Secure Boot

Secure boot is a security mechanism that performs layer-by-layer integrity verification of each software component beginning from the RoT during the device startup. It ensures that each program loaded and executed on the device is not tampered with. Secure boot verifies that the firmware and software are not tampered with during the device startup, to ensure device integrity. During secure boot, a component verifies the digital signature of the next component. If the verification is successful, the next component runs. If the verification fails, the next component does not start.

Principles

1. The integrity and correctness of the software are verified before running. Only officially released software can pass the security check. Software released by any other unauthorized means cannot pass the security check. In this case, the system cannot start.
2. The core process is as follows: The digital signature is used to verify the signature of the software to be loaded. Only the software that passes the verification can be executed.
3. The system software integrity is protected.

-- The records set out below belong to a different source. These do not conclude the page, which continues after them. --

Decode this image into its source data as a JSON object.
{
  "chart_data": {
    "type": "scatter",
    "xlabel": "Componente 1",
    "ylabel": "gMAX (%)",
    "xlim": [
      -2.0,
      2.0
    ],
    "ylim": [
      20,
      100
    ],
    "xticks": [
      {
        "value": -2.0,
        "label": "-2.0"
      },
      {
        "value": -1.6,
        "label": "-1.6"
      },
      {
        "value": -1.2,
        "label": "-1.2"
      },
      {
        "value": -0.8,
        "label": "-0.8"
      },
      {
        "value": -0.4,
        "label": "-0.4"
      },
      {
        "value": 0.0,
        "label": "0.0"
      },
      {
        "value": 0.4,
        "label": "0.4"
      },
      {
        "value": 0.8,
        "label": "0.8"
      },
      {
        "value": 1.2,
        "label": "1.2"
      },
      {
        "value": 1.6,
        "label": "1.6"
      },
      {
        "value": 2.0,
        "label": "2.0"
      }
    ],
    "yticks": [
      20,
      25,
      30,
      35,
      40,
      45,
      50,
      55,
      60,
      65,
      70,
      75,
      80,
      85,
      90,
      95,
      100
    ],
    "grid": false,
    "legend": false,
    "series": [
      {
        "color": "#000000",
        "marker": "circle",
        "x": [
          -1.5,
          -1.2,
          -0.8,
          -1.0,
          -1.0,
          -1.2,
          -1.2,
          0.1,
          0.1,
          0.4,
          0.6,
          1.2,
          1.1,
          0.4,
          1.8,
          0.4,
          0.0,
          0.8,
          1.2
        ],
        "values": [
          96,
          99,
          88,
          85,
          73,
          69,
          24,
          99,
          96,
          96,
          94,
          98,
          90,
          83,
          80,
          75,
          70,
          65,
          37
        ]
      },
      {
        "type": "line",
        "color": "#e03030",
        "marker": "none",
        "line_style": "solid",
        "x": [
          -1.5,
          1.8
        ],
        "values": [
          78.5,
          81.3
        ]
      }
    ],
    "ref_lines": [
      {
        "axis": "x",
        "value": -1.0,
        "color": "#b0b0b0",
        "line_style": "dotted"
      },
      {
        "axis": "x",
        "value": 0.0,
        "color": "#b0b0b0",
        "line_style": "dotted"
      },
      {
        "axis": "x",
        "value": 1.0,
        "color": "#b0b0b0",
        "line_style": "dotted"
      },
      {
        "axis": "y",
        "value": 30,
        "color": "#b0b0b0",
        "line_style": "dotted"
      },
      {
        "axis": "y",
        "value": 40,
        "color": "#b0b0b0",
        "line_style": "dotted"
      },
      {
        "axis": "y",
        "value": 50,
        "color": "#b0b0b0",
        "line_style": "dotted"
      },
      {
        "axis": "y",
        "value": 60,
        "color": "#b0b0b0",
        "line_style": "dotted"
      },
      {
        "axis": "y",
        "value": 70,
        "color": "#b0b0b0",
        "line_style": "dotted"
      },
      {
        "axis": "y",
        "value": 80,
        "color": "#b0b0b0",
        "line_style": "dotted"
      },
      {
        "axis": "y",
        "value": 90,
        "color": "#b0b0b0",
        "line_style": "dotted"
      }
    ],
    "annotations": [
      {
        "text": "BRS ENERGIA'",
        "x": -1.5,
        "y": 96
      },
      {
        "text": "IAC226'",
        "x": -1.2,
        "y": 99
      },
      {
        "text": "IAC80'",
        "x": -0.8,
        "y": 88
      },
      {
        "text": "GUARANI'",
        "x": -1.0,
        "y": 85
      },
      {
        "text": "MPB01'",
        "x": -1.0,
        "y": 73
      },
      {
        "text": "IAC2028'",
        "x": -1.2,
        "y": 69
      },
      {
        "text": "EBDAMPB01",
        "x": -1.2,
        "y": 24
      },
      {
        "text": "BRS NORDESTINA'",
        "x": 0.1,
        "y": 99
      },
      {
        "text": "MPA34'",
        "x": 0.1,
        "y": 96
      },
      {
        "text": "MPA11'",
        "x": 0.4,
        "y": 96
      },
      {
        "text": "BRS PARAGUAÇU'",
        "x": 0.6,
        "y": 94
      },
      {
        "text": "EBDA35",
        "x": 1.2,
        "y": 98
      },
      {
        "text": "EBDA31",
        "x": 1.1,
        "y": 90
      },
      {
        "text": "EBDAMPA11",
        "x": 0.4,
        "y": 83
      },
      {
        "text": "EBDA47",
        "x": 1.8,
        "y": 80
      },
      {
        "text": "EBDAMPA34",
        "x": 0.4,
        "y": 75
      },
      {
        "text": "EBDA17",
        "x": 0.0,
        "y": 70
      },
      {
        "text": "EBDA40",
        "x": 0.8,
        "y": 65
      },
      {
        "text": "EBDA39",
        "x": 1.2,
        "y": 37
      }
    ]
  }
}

Secure boot of Kunpeng servers is implemented in two ways: one anchored in the hardware RoT of the BMC chip, and the other anchored in the hardware RoT of the Kunpeng processors. As shown in the following figure, when the system is powered on, the BMC system powers up first. The Boot Read-Only Memory (BootROM) of the BMC chip uses the trusted root programmed into the eFUSE to verify the security core Daemon FW, and then performs layer-by-layer verification of the BIOS firmware and the system. In addition, the BIOS firmware is verified prior to powering on the service OS, which is only allowed to start after successful verification. After the Kunpeng processor is powered on, step-by-step verification of subsequent boot firmware begins from the BootROM. Each stage is loaded only after successful verification. This process ensures the integrity of the entire system.

The Kunpeng processor implements the secure boot process by deploying Huawei's root public key and a level-2 key system.

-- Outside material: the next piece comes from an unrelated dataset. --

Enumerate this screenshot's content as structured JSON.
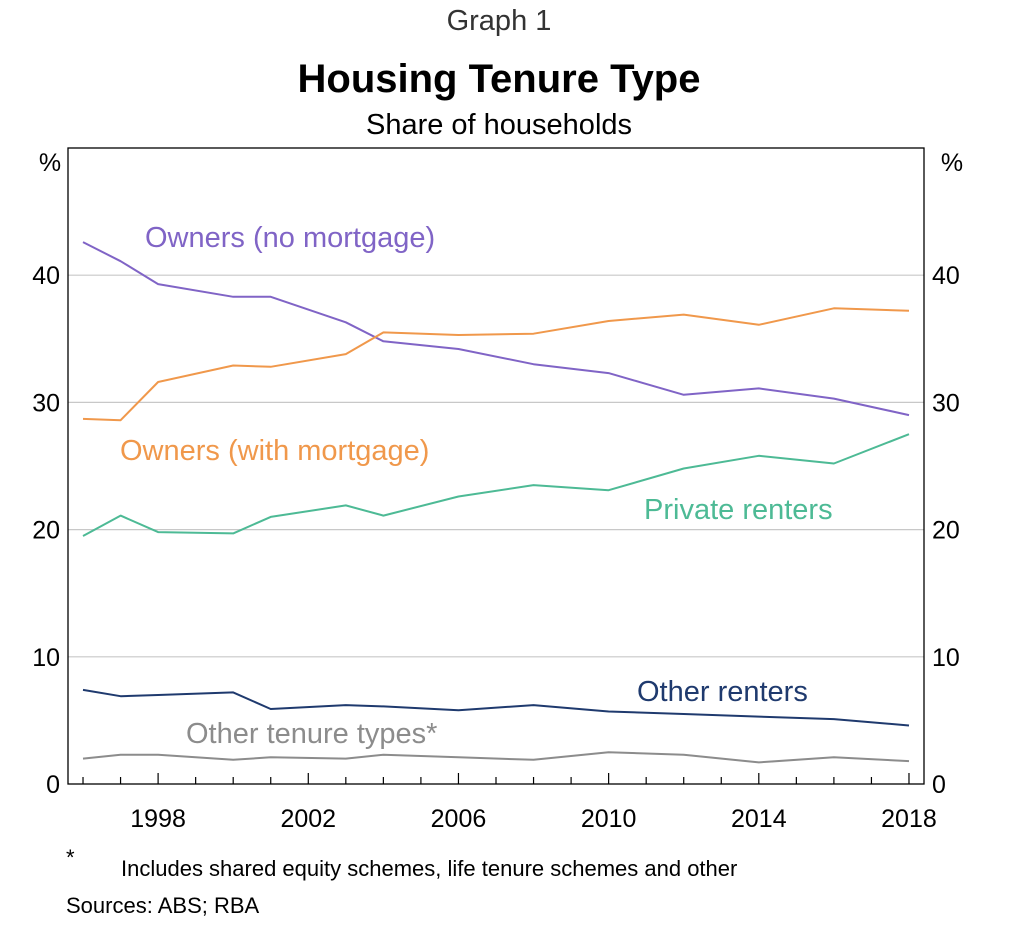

1. The BootROM within the CPU SoC verifies the BaseBIOS. If the verification succeeds, the BaseBIOS program is executed.
2. The BaseBIOS verifies the UEFI BIOS. Upon successful verification, the BIOS code is executed to initialize the hardware.
3. For UEFI secure boot, the BIOS verifies option ROM and OS loader. Upon successful verification, the OS is started.

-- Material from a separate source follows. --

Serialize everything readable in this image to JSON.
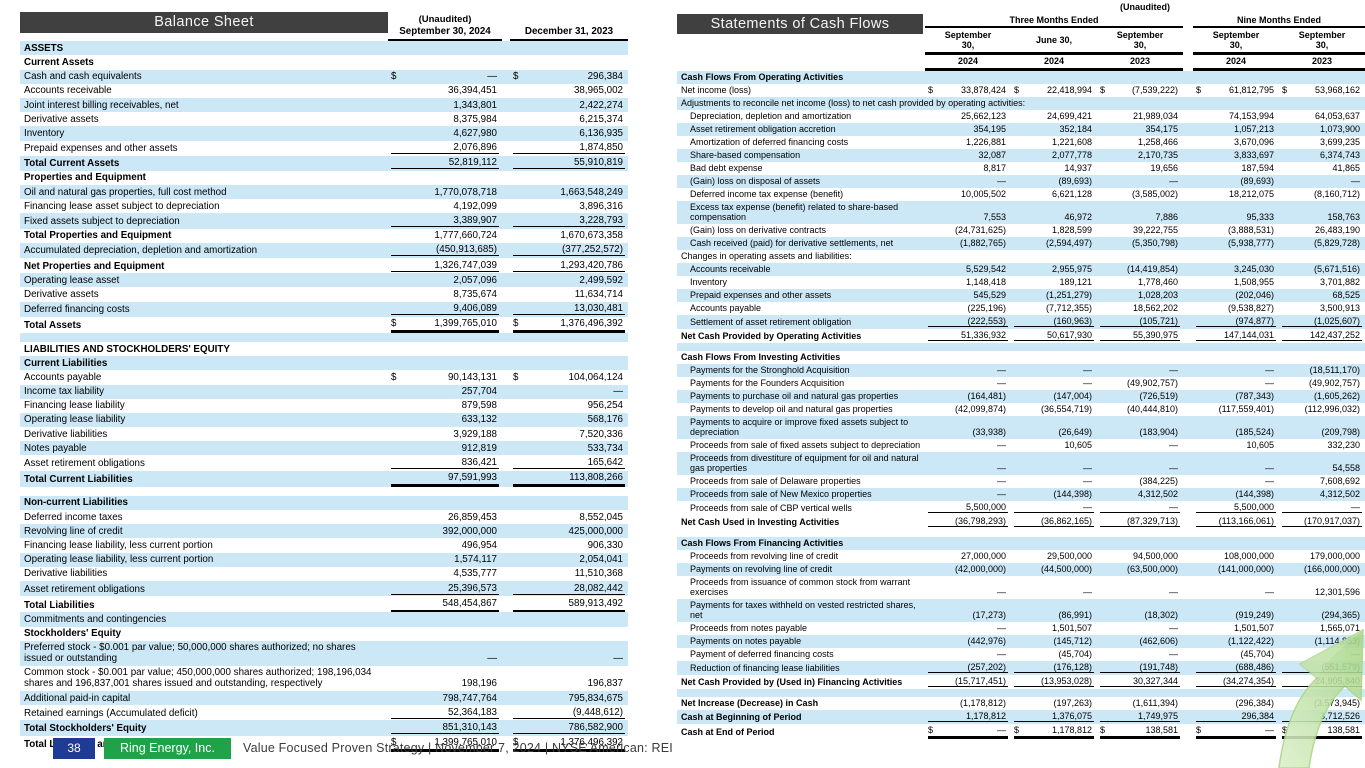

During the startup, the BootROM (BSBC) reads the root public key from the BaseBIOS header, calculates the hash value, and compares the result with that stored in the eFuse. If the two hash values match, level-2 certificate signature verification is performed. Upon successful verification, the BaseBIOS can be used normally. The BaseBIOS uses the level-2 certificate to verify the signatures of UEFI and other boot firmware. Upon successful verification, the BIOS is started. And then, secure boot is enabled to verify binaries of option ROM and OS loader. Upon successful verification, these binaries are loaded or the OS loader is executed, and control is handed over to the OS.

Step-by-step integrity verification and signature authentication ensure the secure boot process. In the preceding figure, the secure boot verification for option ROM and OS loader can be enabled or disabled. Following industry practice, to ensure compatibility with different OSs, this verification is disabled by default. The verification for the BaseBIOS by the BootROM and the verification for the UEFI by the BaseBIOS are enabled by default and are mandatory during system startup.

The BIOS supports the import of Microsoft certificates or customer certificates. In this way, the BIOS can use the imported certificates to verify the signature files of Microsoft or customer certificates.